One of the consequences of devolution is that the different constituent nations of the UK have been able to take rather different routes. In England the decision has been clear — more money for heath, less for social care. The Scots, the Welsh and Northern Irish, to differing degrees, have protected social care spending more and health spending less. The ability to take those sorts of decisions is precisely the point of devolution.
Yet responsibility for social care is also devolved to councils within England. They have had to make some big choices as they have suffered some very big cuts in their overall revenues, which, on average, have fallen by about a fifth since 2009. Given that adult social care accounts for more than a third of local authorities’ budgets, they have had little choice but to reduce spending on it. They have, though, reduced it by considerably less than they have reduced spending on other services. Within their highly constrained budgets, social care spending has received some relative protection.
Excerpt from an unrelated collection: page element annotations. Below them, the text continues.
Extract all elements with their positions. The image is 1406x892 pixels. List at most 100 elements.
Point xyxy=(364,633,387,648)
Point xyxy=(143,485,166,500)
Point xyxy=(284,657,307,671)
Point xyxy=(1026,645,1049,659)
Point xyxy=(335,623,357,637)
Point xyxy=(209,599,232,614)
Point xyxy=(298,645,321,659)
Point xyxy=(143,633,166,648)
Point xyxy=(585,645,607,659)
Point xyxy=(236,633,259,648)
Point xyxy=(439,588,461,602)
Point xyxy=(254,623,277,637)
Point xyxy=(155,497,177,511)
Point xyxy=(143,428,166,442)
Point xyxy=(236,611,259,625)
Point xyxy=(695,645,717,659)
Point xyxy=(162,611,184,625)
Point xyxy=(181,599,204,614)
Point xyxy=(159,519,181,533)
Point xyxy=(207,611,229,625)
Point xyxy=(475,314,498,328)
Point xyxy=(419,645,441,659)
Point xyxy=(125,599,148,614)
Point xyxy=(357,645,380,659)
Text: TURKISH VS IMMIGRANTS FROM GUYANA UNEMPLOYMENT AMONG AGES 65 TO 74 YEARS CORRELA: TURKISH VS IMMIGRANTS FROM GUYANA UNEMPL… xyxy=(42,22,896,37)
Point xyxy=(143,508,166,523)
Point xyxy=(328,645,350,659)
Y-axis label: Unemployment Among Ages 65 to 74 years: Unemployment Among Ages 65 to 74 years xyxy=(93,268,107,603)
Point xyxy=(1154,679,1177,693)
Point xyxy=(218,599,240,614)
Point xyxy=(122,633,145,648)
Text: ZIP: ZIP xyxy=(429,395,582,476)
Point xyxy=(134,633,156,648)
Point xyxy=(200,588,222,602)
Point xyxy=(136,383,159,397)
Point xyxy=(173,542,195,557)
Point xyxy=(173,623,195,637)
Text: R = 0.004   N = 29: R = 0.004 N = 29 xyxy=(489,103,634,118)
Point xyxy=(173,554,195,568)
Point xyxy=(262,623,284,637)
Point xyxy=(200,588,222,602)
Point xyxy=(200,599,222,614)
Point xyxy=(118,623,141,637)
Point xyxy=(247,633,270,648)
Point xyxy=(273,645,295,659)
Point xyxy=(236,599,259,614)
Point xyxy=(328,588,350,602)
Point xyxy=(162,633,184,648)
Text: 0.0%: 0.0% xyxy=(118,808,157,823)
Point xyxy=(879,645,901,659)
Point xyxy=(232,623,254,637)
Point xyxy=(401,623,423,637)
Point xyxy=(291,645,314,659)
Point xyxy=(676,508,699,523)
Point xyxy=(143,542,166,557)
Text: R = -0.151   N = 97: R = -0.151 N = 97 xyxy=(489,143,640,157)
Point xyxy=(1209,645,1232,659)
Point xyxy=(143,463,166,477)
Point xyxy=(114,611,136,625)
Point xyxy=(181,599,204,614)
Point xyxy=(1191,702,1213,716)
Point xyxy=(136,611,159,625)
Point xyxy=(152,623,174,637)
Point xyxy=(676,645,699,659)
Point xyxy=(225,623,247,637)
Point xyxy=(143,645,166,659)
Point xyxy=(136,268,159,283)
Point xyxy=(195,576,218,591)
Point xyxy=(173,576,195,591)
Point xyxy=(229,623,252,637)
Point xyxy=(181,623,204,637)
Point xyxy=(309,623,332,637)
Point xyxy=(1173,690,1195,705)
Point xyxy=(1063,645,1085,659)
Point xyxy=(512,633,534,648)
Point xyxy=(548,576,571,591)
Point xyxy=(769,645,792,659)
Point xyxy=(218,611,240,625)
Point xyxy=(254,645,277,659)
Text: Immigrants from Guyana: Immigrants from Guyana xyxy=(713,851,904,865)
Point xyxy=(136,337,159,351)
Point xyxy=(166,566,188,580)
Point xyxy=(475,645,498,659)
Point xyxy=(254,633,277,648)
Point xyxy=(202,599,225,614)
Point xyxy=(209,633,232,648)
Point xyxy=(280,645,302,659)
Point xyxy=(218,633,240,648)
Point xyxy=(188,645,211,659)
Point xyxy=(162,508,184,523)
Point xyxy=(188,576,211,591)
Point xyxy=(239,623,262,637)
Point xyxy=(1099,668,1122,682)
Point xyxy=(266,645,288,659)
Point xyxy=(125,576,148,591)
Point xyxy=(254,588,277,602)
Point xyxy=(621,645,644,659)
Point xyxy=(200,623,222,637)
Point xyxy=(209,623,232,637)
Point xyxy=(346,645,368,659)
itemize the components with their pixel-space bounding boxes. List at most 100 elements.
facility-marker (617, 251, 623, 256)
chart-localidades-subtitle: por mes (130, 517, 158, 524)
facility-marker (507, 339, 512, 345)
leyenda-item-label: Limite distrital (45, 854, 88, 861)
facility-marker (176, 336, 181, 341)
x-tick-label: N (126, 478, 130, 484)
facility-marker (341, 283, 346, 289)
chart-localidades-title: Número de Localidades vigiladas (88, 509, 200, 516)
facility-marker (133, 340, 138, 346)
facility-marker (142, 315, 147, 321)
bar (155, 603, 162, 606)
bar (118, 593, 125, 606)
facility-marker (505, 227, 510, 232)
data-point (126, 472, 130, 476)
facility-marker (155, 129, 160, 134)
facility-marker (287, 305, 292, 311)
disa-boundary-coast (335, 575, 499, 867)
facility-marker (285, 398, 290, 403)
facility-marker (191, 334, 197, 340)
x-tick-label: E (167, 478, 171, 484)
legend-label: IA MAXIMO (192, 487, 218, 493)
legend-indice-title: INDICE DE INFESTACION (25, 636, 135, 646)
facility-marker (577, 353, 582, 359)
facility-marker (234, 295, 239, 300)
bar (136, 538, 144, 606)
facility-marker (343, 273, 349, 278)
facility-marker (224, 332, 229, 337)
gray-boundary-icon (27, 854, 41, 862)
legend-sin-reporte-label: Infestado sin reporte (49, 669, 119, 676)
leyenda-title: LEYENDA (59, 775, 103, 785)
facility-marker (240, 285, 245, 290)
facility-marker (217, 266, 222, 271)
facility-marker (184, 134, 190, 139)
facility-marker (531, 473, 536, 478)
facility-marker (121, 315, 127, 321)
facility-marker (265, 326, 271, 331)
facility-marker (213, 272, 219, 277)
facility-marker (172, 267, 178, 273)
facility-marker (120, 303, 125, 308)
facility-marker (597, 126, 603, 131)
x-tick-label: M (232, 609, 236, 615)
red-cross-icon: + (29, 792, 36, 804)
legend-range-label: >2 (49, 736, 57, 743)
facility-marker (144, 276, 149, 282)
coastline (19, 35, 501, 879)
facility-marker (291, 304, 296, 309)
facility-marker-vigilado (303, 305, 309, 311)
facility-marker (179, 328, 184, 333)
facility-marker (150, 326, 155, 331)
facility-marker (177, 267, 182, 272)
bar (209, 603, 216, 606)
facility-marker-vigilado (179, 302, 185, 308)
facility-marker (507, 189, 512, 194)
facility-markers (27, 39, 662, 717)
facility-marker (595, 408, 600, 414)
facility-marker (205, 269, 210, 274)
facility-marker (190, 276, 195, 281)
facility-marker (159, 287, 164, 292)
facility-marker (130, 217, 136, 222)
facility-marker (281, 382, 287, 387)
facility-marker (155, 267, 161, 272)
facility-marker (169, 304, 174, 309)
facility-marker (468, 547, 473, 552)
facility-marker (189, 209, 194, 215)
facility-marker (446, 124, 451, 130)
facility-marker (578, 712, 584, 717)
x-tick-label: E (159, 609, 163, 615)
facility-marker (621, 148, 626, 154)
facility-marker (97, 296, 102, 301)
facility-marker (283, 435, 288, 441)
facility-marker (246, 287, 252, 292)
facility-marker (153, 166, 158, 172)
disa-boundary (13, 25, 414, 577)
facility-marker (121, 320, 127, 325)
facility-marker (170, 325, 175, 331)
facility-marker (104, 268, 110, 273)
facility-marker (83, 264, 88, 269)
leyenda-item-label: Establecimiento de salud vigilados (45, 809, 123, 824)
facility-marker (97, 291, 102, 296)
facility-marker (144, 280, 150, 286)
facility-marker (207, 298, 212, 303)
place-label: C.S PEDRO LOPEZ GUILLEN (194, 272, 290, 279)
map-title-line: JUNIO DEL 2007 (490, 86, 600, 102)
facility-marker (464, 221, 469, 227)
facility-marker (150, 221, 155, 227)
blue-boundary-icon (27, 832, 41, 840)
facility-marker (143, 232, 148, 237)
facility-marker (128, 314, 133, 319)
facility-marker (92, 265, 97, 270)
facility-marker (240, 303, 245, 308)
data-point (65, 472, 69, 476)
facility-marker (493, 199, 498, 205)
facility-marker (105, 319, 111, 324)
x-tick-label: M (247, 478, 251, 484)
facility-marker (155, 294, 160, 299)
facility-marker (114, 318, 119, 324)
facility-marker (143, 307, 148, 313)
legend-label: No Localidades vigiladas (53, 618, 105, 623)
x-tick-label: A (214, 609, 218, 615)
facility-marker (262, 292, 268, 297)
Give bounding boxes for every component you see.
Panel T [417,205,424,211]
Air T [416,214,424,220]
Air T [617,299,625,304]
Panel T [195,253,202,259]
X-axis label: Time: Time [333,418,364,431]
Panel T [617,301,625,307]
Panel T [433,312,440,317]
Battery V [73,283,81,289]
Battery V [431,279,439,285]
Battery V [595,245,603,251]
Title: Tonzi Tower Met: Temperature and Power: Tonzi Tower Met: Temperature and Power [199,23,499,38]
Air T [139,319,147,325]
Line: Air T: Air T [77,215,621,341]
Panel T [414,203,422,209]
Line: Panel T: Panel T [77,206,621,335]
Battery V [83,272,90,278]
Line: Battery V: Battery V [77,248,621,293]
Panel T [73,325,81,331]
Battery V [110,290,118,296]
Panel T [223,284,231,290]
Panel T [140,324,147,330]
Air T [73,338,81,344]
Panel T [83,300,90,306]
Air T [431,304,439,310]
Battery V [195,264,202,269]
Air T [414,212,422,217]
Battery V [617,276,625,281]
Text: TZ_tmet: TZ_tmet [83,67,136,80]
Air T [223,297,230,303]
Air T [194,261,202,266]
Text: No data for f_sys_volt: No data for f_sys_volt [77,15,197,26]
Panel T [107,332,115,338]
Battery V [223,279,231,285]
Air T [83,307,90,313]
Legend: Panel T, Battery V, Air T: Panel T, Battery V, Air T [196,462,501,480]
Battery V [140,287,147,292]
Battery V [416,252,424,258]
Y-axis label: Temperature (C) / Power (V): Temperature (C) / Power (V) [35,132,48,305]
However, different local authorities have suffered very different levels of budget cuts. One in ten reduced spending on adult social care by more than a quarter between 2010 and 2016, while one in seven managed to increase spending. These are huge differences driven by where overall cuts in spending have occurred much more than they have been driven by changes in need. In broad terms, councils that were more dependent on central government grants, generally in more deprived and more urban areas, have suffered the biggest funding cuts. And it is in these councils where social care spending has fallen the most.
Government policy now is to make each council more responsible for raising its own funding in future, with less equalisation of resources between councils with different tax bases and spending needs. Councils are due to become more dependent on how well their own business rates revenues perform. General grant funding is set to be abolished from 2020. The idea is to provide councils with stronger financial incentives to grow their local economies and hence their tax bases.
The problem is that this — perfectly reasonable — desire to increase local responsibility crashes headlong into an equally reasonable desire to ensure consistent standards of social care across the country. While devolving funding risk to a local level, the government has been busily telling local authorities exactly what needs and eligibility criteria they should apply in provision of social care.
This will create two problems: first, there is likely to be very little correlation between the growth in revenue that any local authority gets from its own tax base and the demands it has to meet for social care provision; second, revenues from council tax and business rates overall are likely to rise much less quickly than demands on social care budgets. Like health spending, social care spending is likely to have to increase quite rapidly over the next two decades simply to keep up with demand. Revenues from council tax and business rates will not rise anywhere near as fast.
These facts almost certainly will mean additional funding for social care from central government. How that funding is distributed to local authorities, and how much control central government retains over its use, will have fundamental consequences for social care provision. Given that providing social care is much the biggest thing that local government does, this choice also will have fundamental consequences for the future role and nature of local government as a whole.
Too often, both social care and local government are treated as Cinderella services by Whitehall. Let’s hope that the rechristening of the new Department of Health and Social Care signals a change to that.